Open-source, server-side web archiving

How it works

ReproZip-Web is an approach to dynamic web archiving that captures the front- and back-end of a site and encapsulates it in a single distributable, preservable file.

Step 1: Trace and pack

Use ReproZip to make a capture of your web application and generate an .rpz file*

Use ReproZip to capture the backend assets. This requires a Linux operating system setup and for the web app you want to archive to work/run as expected.

Execute ReproZip at the same time that you run the dynamic web app. ReproZip uses ptrace, an internal Unix system utility that lets one process (ReproZip) observe and control the execution of another process (the web app). ReproZip notes down everything that the web app touches as it executes into a SQLite database that is then used to create a configuration .yaml file with lots of administrative and technical metadata about what happened during the web app’s execution. ReproZip will trace and record what version of which software was used, what operating system was used, any input and output files, and provenance of what runs in what order (in case multiple commands are used to get the app running).

You can edit the config file before the package is created, but that is generally discouraged because it can affect how the app runs later down the line.

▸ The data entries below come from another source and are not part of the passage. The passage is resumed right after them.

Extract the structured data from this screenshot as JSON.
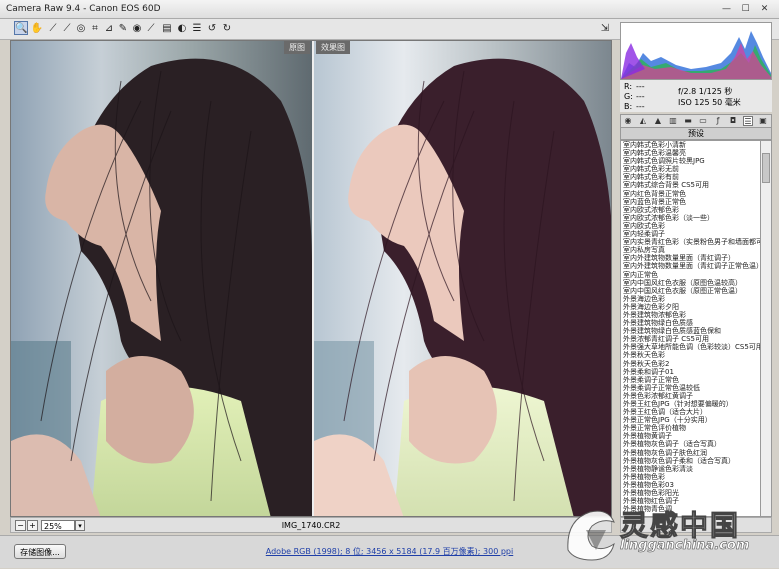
{
  "window": {
    "title": "Camera Raw 9.4 - Canon EOS 60D",
    "buttons": [
      "minimize",
      "maximize",
      "close"
    ]
  },
  "toolbar": {
    "tools": [
      "zoom-tool-icon",
      "hand-tool-icon",
      "white-balance-tool-icon",
      "color-sampler-icon",
      "targeted-adjustment-icon",
      "crop-tool-icon",
      "straighten-tool-icon",
      "spot-removal-icon",
      "red-eye-icon",
      "adjustment-brush-icon",
      "graduated-filter-icon",
      "radial-filter-icon",
      "preferences-icon",
      "rotate-ccw-icon",
      "rotate-cw-icon"
    ],
    "fullscreen_icon": "fullscreen-icon"
  },
  "preview": {
    "before_label": "原图",
    "after_label": "效果图"
  },
  "status": {
    "zoom_minus": "−",
    "zoom_plus": "+",
    "zoom_value": "25%",
    "filename": "IMG_1740.CR2"
  },
  "readout": {
    "r_label": "R:",
    "g_label": "G:",
    "b_label": "B:",
    "r_value": "---",
    "g_value": "---",
    "b_value": "---",
    "aperture_shutter": "f/2.8   1/125 秒",
    "iso_lens": "ISO 125   50 毫米"
  },
  "panel": {
    "title": "预设",
    "tab_icons": [
      "basic-icon",
      "tone-curve-icon",
      "detail-icon",
      "hsl-icon",
      "split-toning-icon",
      "lens-icon",
      "fx-icon",
      "camera-calibration-icon",
      "presets-icon",
      "snapshots-icon"
    ],
    "presets": [
      "室内韩式色彩小清新",
      "室内韩式色彩温馨亮",
      "室内韩式色调照片较黑JPG",
      "室内韩式色彩无前",
      "室内韩式色彩有前",
      "室内韩式综合背景 CS5可用",
      "室内红色背景正常色",
      "室内蓝色背景正常色",
      "室内欧式浓郁色彩",
      "室内欧式浓郁色彩（淡一些）",
      "室内欧式色彩",
      "室内轻柔调子",
      "室内实景青红色彩（实景粉色男子和墙面都可以）",
      "室内私房写真",
      "室内外建筑物数量里面（青红调子）",
      "室内外建筑物数量里面（青红调子正常色温）",
      "室内正常色",
      "室内中国风红色衣服（原图色温较高）",
      "室内中国风红色衣服（原图正常色温）",
      "外景海边色彩",
      "外景海边色彩夕阳",
      "外景建筑物浓郁色彩",
      "外景建筑物绿白色质感",
      "外景建筑物绿白色质感蓝色保和",
      "外景浓郁青红调子 CS5可用",
      "外景强大草地所能色调（色彩较淡）CS5可用",
      "外景秋天色彩",
      "外景秋天色彩2",
      "外景柔和调子01",
      "外景柔调子正常色",
      "外景柔调子正常色温较低",
      "外景色彩浓郁红黄调子",
      "外景王红色JPG（针对想要偏暖的）",
      "外景王红色调（适合大片）",
      "外景正常色JPG（十分实用）",
      "外景正常色评价植物",
      "外景植物黄调子",
      "外景植物灰色调子（适合写真）",
      "外景植物灰色调子肤色红润",
      "外景植物灰色调子柔和（适合写真）",
      "外景植物静谧色彩清淡",
      "外景植物色彩",
      "外景植物色彩03",
      "外景植物色彩阳光",
      "外景植物红色调子",
      "外景植物青色调"
    ]
  },
  "bottom": {
    "save_label": "存储图像...",
    "workflow_link": "Adobe RGB (1998); 8 位; 3456 x 5184 (17.9 百万像素); 300 ppi"
  },
  "watermark": {
    "logo_text": "灵感中国",
    "site": "lingganchina.com"
  },
  "colors": {
    "accent": "#1f3fa8",
    "panel_bg": "#d4d0c8"
  }
}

After tracing, use ReproZip again to pack the web app and all its dependencies into the .rpz file.

Step 2: Upload

Upload your .rpz bundle to ReproServer

Step 3: Upload

Click the “Web Capture” button to use Webrecorder to run a high-fidelity crawl of the site

Once your .rpz is uploaded on ReproServer, follow the instructions to record the front-end assets using automatic recording or manual recording. Interact with the site as you want. When done, click the button to end the recording and save your .wacz. The export is an .rpz with a .wacz inside

Step 4: Download and replay

Download the resulting .rpz file, which contains a .wacz! This file can then be replayed within ReproServer and deposited into a repository or archive

Your preservation-ready .rpz file is now ready! Anyone with the .rpz can upload it to ReproServer to interact with the archived site. Share the URL to the replayed app on ReproServer with others, or deposit the .rpz file in an institutional repository for long-term preservation.